When it comes to penetration testing or just a simple analysis the network scanner is one major tool for analyzing which hosts are available on the local network. Today there exist lots of tools, but depending on what you want to do it is a good idea to write your own analysis and penetration testing tools.
In this case we start with a simple network scanner, which lists the available hosts on your network. To get this done there are two (basically some more, but we stick to the two simplest ones) possibilities:
- ICMP Echo Request
- TCP Scan
ICMP Echo request
This is well known by using the ping command. An ICMP packet is sent to the specified (by IP address) host and if an ICMP echo is received, it is clear that the host is online. This can be used as a network scanner by just trying all available IP addresses. Enabling multi-threading delivers great performance improvements. I do not want to go into further detail here because this can be realized programmatically simple:
for host in available_ip_addresses:
print(ping -i 1 host)
That's basically it. Iterate through all available IP addresses ping them and check the reply.
This relies on the assumption that network devices have ICMP enabled. Personal firewalls or general firewalls are often set to so called "stealth mode" which means they do not react to ICMP echo requests. In this case no echo is received and it looks like the host is down.
To overcome this, the TCP scan can help. This relies on the assumption that hosts on the network have open ports where a client can connect to (see 3-Way-Handshake). Here we have to guess ports which may be open. This is mainly dependent on the OS but also on the settings. It is likely that some ports are open but not guaranteed.

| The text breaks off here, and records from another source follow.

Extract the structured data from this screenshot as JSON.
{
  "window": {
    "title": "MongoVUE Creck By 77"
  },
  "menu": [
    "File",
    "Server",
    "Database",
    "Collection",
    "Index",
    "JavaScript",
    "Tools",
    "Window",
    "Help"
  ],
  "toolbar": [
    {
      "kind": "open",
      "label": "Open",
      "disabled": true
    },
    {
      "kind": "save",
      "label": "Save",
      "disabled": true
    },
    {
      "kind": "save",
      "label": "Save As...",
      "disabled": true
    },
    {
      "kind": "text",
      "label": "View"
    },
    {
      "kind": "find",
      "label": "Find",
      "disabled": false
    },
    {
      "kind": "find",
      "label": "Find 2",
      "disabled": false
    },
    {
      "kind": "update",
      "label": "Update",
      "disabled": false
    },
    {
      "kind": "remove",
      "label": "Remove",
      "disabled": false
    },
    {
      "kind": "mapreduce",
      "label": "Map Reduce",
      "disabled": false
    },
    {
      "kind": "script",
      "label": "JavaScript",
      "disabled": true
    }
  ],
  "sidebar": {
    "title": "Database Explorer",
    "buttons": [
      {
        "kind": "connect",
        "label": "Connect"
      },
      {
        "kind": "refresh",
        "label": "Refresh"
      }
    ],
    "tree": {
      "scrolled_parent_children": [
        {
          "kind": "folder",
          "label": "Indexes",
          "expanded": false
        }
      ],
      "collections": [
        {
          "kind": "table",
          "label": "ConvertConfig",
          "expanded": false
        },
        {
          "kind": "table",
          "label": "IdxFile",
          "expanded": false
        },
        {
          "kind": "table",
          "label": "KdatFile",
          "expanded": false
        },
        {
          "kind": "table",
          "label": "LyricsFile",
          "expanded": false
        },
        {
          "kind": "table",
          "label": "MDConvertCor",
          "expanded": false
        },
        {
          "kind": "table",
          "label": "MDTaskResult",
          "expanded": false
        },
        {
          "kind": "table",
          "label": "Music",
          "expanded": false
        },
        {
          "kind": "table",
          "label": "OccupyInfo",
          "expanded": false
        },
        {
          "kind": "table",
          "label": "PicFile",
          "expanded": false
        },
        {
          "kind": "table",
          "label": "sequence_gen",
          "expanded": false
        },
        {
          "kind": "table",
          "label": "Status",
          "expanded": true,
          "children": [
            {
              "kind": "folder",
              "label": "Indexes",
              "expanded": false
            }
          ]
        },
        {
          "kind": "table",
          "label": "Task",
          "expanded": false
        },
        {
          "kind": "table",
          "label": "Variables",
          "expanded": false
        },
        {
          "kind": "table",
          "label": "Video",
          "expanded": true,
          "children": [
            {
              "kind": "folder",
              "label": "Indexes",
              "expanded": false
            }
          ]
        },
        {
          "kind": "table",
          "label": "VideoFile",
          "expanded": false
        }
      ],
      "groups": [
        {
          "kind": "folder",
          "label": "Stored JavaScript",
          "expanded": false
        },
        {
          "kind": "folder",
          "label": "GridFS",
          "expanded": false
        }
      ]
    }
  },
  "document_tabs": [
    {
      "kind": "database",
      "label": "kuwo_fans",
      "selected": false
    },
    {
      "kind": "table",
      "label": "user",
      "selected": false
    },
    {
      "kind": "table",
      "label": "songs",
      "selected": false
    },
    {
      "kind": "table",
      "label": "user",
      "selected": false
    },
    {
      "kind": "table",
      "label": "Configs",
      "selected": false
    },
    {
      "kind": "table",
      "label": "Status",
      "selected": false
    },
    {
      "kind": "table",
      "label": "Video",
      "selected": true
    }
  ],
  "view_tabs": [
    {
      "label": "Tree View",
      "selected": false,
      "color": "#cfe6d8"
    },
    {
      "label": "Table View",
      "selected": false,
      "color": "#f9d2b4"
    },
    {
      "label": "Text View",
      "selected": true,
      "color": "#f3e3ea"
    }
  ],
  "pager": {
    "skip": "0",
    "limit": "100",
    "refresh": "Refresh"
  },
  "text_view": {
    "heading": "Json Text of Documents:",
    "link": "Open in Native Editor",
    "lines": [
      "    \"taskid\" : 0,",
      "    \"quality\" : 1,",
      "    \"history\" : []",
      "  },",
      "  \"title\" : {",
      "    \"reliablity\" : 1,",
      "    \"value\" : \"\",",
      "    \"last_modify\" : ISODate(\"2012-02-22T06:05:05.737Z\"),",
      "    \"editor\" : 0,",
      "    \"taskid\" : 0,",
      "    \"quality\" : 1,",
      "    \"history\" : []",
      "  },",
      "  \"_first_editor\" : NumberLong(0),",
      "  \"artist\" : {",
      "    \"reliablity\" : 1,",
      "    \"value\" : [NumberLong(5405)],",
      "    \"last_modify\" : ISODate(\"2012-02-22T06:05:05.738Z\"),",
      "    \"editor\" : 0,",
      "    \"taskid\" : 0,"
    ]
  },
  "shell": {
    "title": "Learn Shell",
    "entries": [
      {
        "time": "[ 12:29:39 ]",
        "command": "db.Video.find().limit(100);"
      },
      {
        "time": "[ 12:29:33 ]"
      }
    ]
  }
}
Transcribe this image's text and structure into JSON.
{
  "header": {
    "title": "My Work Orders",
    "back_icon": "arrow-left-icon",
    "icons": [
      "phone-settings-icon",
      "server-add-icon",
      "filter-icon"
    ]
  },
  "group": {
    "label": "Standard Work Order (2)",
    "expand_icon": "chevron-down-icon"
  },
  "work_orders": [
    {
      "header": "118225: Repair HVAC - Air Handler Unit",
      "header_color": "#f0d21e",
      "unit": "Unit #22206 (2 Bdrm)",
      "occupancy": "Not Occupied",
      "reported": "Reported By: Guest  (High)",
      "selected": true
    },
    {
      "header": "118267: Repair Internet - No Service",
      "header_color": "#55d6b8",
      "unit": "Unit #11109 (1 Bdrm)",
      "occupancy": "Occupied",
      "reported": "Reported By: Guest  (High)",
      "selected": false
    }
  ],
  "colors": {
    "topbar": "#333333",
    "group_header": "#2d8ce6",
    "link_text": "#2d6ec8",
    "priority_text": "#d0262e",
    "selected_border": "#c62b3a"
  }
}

The following ports may be open dependent on the operating systems:
mac = [22, 445, 548, 631]
linux = [20, 21, 22, 23, 25, 80, 111, 443, 445, 631, 993, 995]
windows = [135, 137, 138, 139, 445]
aios = [49152, 62078] # Apple iOS (ios is also the name for Cisco's OS running on their products)
When now writing a network scanner we can iterate over all the possible IP addresses on the network and for every IP we try to connect to one of the ports. If the connection is successful (ACK received) we know that this host is available at the given IP address.
To check whether a connection succeeds or fails we can do the following in Python:
[code start:1lang:python]import socket
socket_obj = socket.socket(socket.AF_INET,socket.SOCK_STREAM)
result = socket_obj.connect_ex((addr,port))
socket_obj.connect_ex((addr,port)) returns 0 if the connection succeeds, otherwise it delivers an error indicator.
This is basically all the "magic" behind a network scanner.
The provided network scanner can simply be used by the following command:
python avail_hosts_tcp_scan.py <networkaddress> <fromhost> <tohost> <hosttypes>
python avail_hosts_tcp_scan.py 192.168.0.1 1 10 windows
hosttypes are the above mentioned systems which have different default ports opened, use:
windows, linux, mac, aios, unspec
unspec uses the complete port range.